第10話 侍女が死んだ

 アリーヤ様付きの侍女が、物盗りに殺された。


 今はみんな色んなことに不安を抱いていて、それ自体は悲しいとは思わなかったけど、一つだけあの人が死んで気になる事があった。


 アリーヤ様の結婚式の数日前に、散々、妹さんからの手紙が届いているって伝えたのに、下位貴族である私の話なんか聞いてくれなかった。


 アレはどうなったんだろう。


 妹さんは風邪で式に参列できなかったって聞いたけど、本当なのかな?


 妹さんからの連絡が途絶えたと悲しんでいるアリーヤ様が可哀想だ。


 嫌な人だったけど、せめて自分の責務は全うしてほしかった。


 私の責任になったら嫌だから手紙の存在は言わないけど、あれに何が書かれていたのかな。
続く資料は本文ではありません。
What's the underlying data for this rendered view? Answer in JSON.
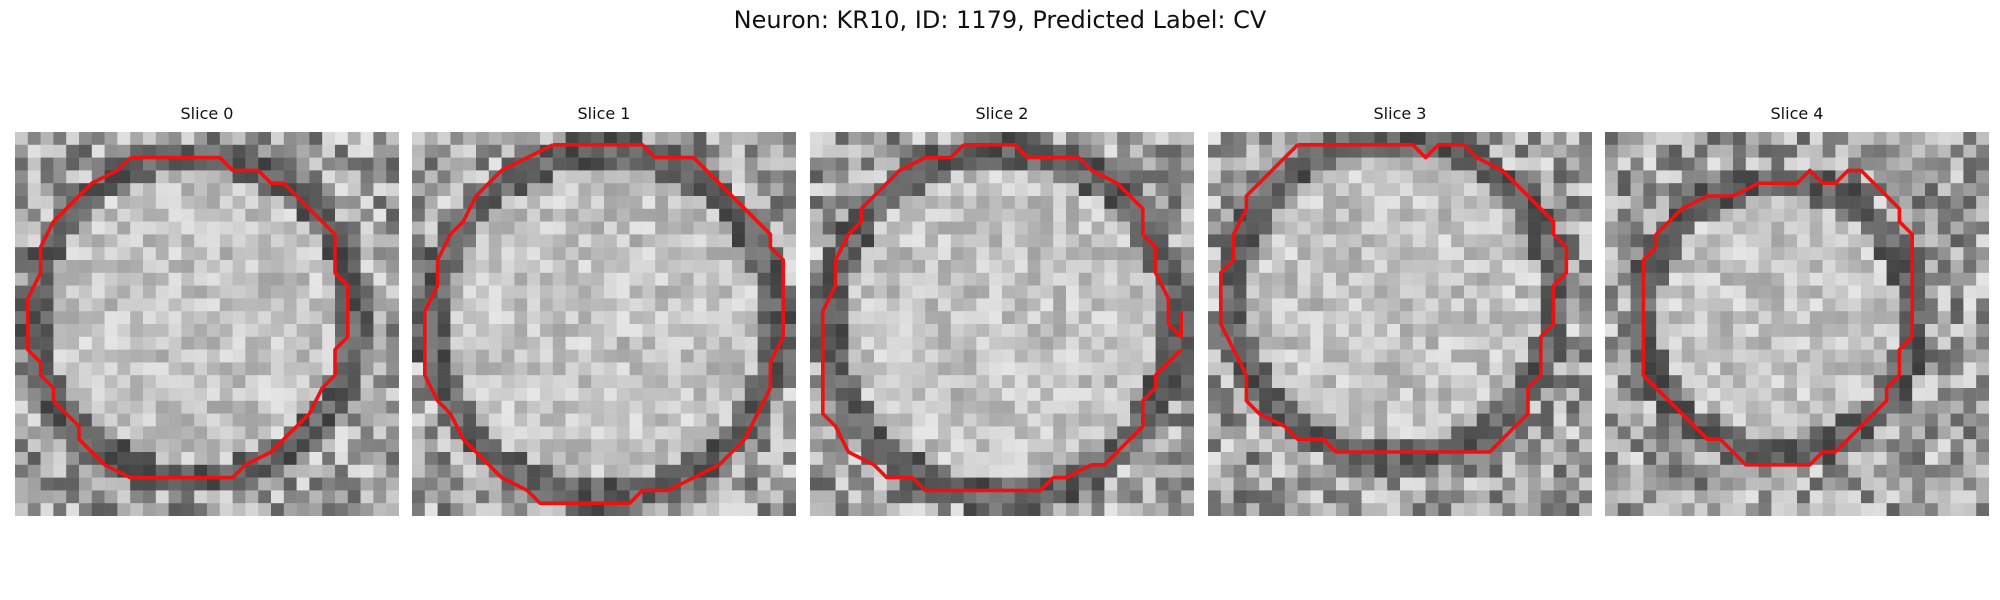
{
  "title": "Neuron: KR10, ID: 1179, Predicted Label: CV",
  "outline_color": "#ee1111",
  "slices": [
    {
      "label": "Slice 0"
    },
    {
      "label": "Slice 1"
    },
    {
      "label": "Slice 2"
    },
    {
      "label": "Slice 3"
    },
    {
      "label": "Slice 4"
    }
  ]
}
 降る雨の激しさは増すばかりで、王都が水浸しになる勢いだ。


 アリーヤ様のお祈りが始まれば、これも鎮まるのかな。


 王太子御夫妻は、まだ部屋で過ごされているそうだ。


 一般に開放された聖堂には、祈りを捧げる人々でごった返している。


 みんな不安そうな顔をしていた。


 もう、大変な規模の災害が起きていて、周辺の被害は甚大だと聞いた。


 聖女様は、のんびり王宮にこもっていていいのかな。


 まぁ、王都が災害に見舞われることなんかないから、しばらくは大丈夫か。